Bridging for Cell Therapy
Treg supplementation in endometriosis has preclinical proof of concept; determining optimal timing in humans (perioperative/peritransfer) and maintenance strategies (e.g., LD‑IL‑2 co‑administration) will be pivotal (Table 1 ) [ 9 - 12 ]. Trial designs must incorporate maternal-fetal safety monitoring, infection‑risk management, and evaluation of fetal development (Figure 4 ) [ 10 - 12 ].
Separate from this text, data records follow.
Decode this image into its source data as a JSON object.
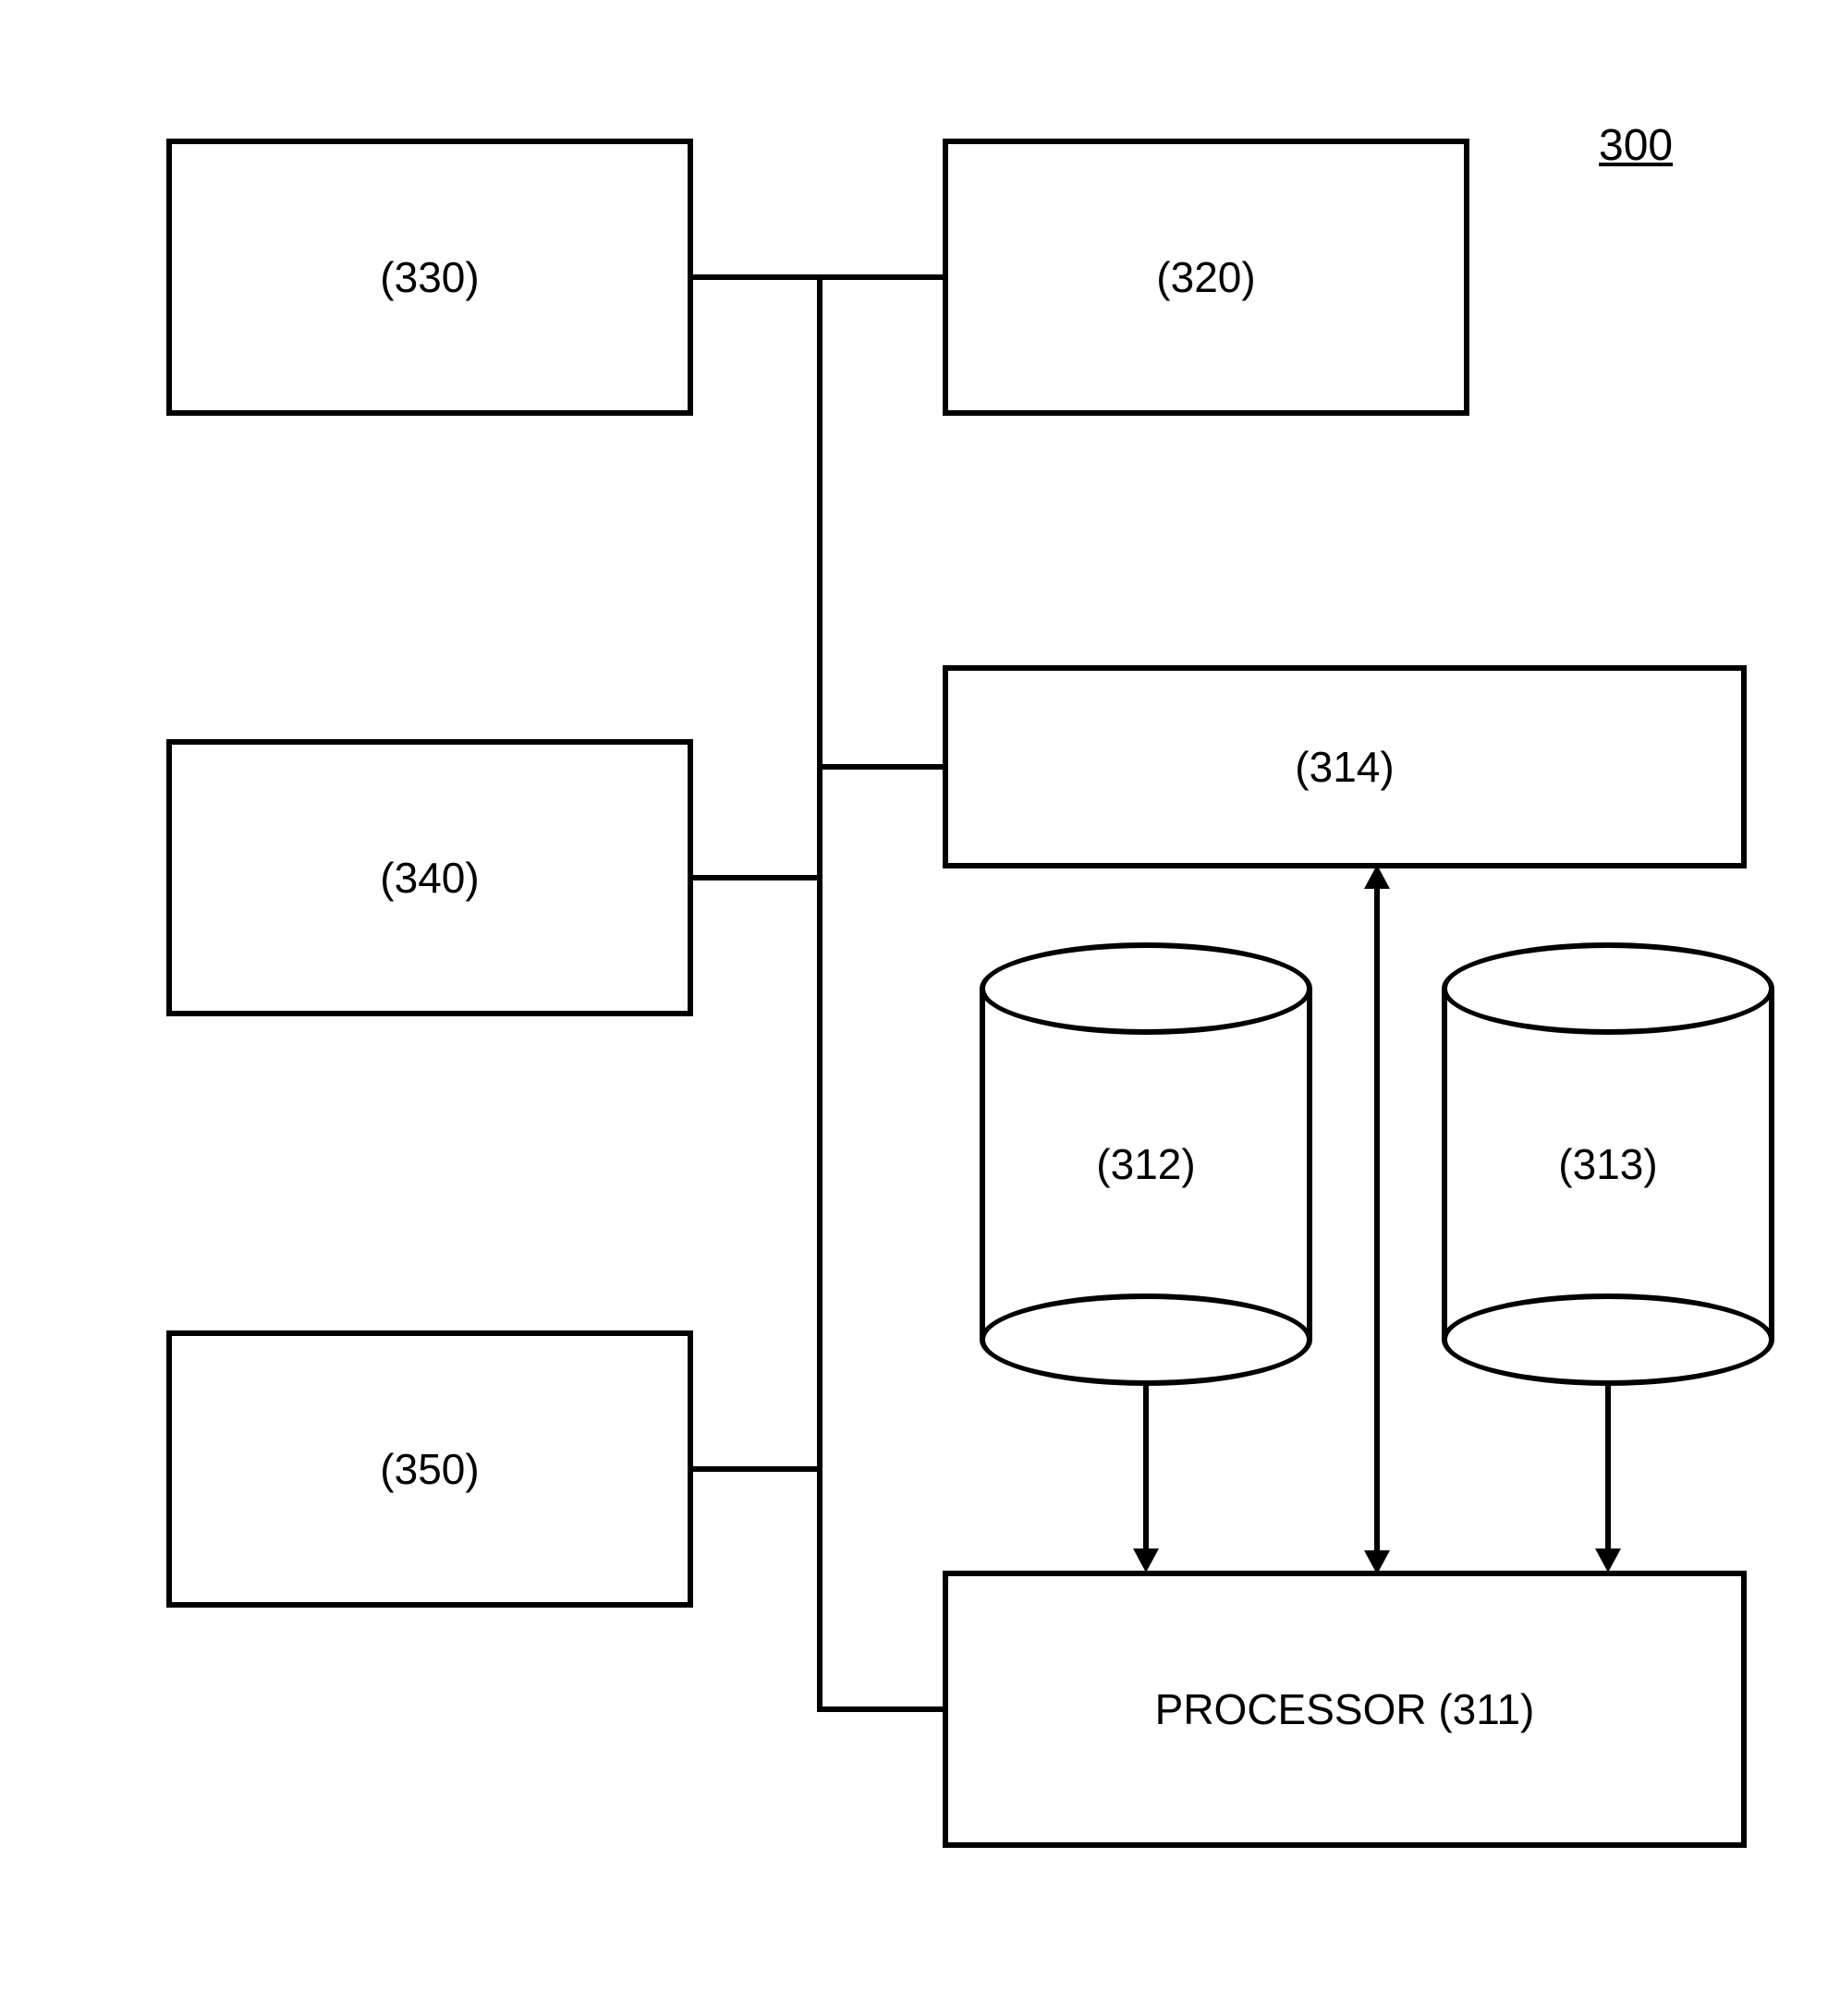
{
  "figure_label": "300",
  "blocks": {
    "b330": "(330)",
    "b320": "(320)",
    "b340": "(340)",
    "b350": "(350)",
    "b314": "(314)",
    "processor": "PROCESSOR (311)"
  },
  "cylinders": {
    "c312": "(312)",
    "c313": "(313)"
  }
}
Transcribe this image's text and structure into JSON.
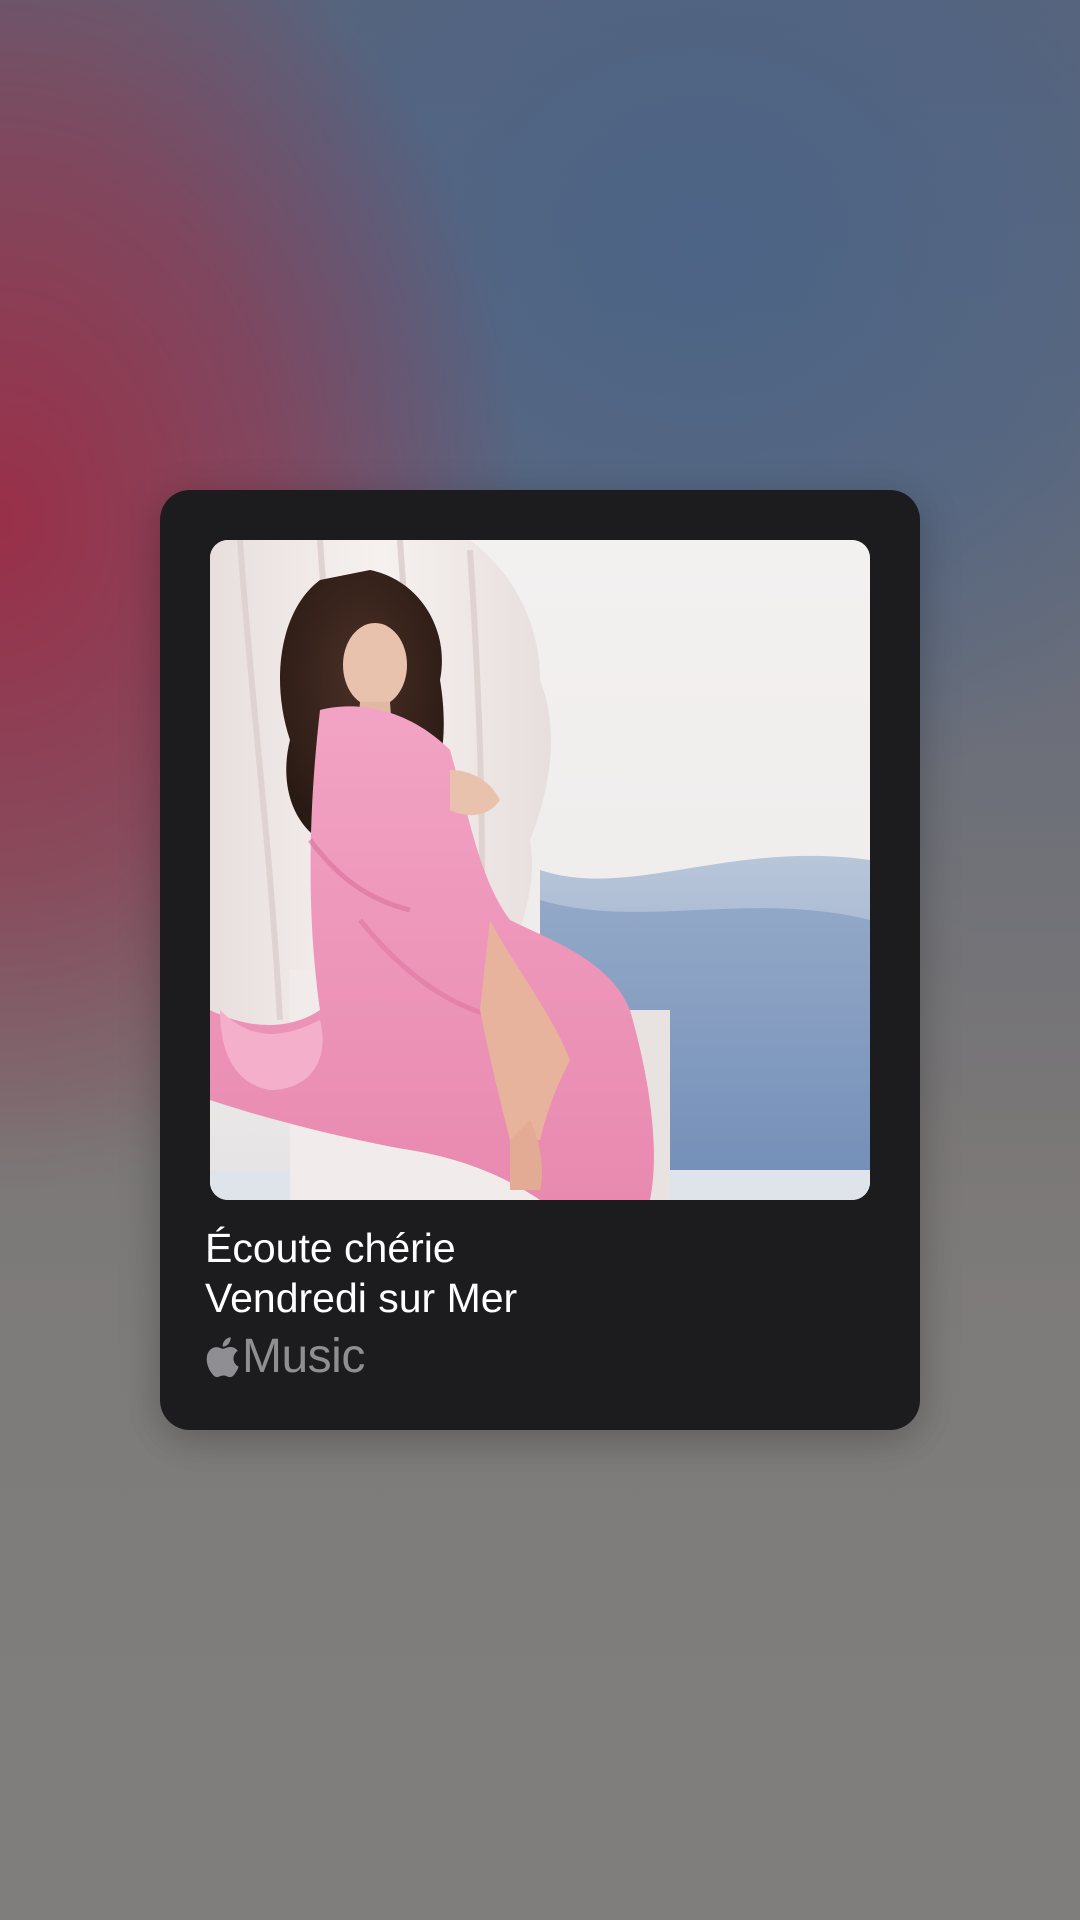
{
  "now_playing": {
    "song_title": "Écoute chérie",
    "artist": "Vendredi sur Mer",
    "artwork_icon": "album-artwork-image",
    "service": {
      "icon": "apple-logo-icon",
      "label": "Music"
    }
  },
  "colors": {
    "card_background": "#1c1c1e",
    "title_text": "#ffffff",
    "service_text": "#8e8e93",
    "background_red": "#9c2c46",
    "background_blue": "#4b6487",
    "background_gray": "#7f7e7c"
  }
}
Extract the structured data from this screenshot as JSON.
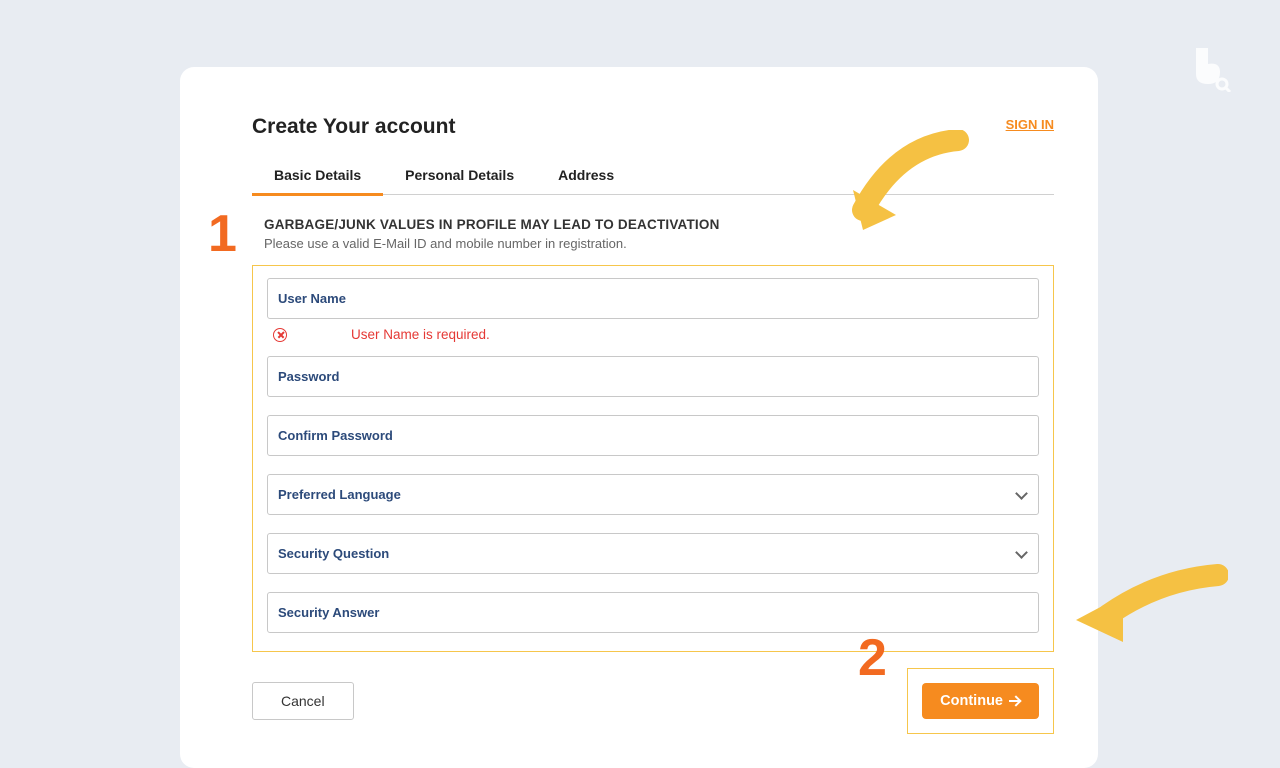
{
  "header": {
    "title": "Create Your account",
    "sign_in": "SIGN IN"
  },
  "tabs": [
    {
      "label": "Basic Details",
      "active": true
    },
    {
      "label": "Personal Details",
      "active": false
    },
    {
      "label": "Address",
      "active": false
    }
  ],
  "warning": {
    "title": "GARBAGE/JUNK VALUES IN PROFILE MAY LEAD TO DEACTIVATION",
    "subtitle": "Please use a valid E-Mail ID and mobile number in registration."
  },
  "fields": {
    "username": {
      "label": "User Name",
      "error": "User Name is required."
    },
    "password": {
      "label": "Password"
    },
    "confirm_password": {
      "label": "Confirm Password"
    },
    "preferred_language": {
      "label": "Preferred Language"
    },
    "security_question": {
      "label": "Security Question"
    },
    "security_answer": {
      "label": "Security Answer"
    }
  },
  "buttons": {
    "cancel": "Cancel",
    "continue": "Continue"
  },
  "annotations": {
    "step1": "1",
    "step2": "2"
  },
  "colors": {
    "accent": "#f68b1f",
    "highlight_border": "#f6c64c",
    "error": "#e53935",
    "arrow": "#f5c143"
  }
}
IL-2: interleukin-2; LD-IL-2: low-dose interleukin-2; GVHD: graft-versus-host disease; AUC: area under the curve
Developmental roadmap for Treg therapies. A schematic timeline depicts the phases of translation for Treg-based therapies, from inception to clinical practice. Four labeled stages are shown as boxes with arrows indicating the forward progression: Basic Research → Preclinical → Clinical Trials → Clinical Use. Basic Research denotes fundamental lab studies (e.g., mechanistic discoveries); preclinical involves animal models and safety/toxicity studies; Clinical Trials are the phased human trials (Phase I/II/III) testing safety and efficacy; clinical use represents approved therapies in routine medical practice. Bold black arrows connect each stage, visually indicating the flow from one stage to the next. The layout is clean and linear, with each stage clearly boxed and labeled (black text on white background) and no crowding or truncated text. This roadmap summarizes the stepwise progression required to bring Treg therapies from the lab bench to patient care in the clinic
Image credit: This is an original image created by the authors Sagiri Taguchi and Terumi Hayashi
Conclusions
Tregs underpin the continuum from implantation to placentation through immune tolerance, and their significance as both mechanism and therapeutic target is increasingly established in immunologic infertility and endometriosis. The facts that Treg dysfunction exacerbates endometriosis and that Treg supplementation can suppress lesion progression strongly argue for the feasibility of immune interventions in reproductive medicine. Principles of immune tolerance highlighted by the Nobel scientific background map directly onto clinical trial designs, emphasizing stratification, optimal timing, and rational combinations.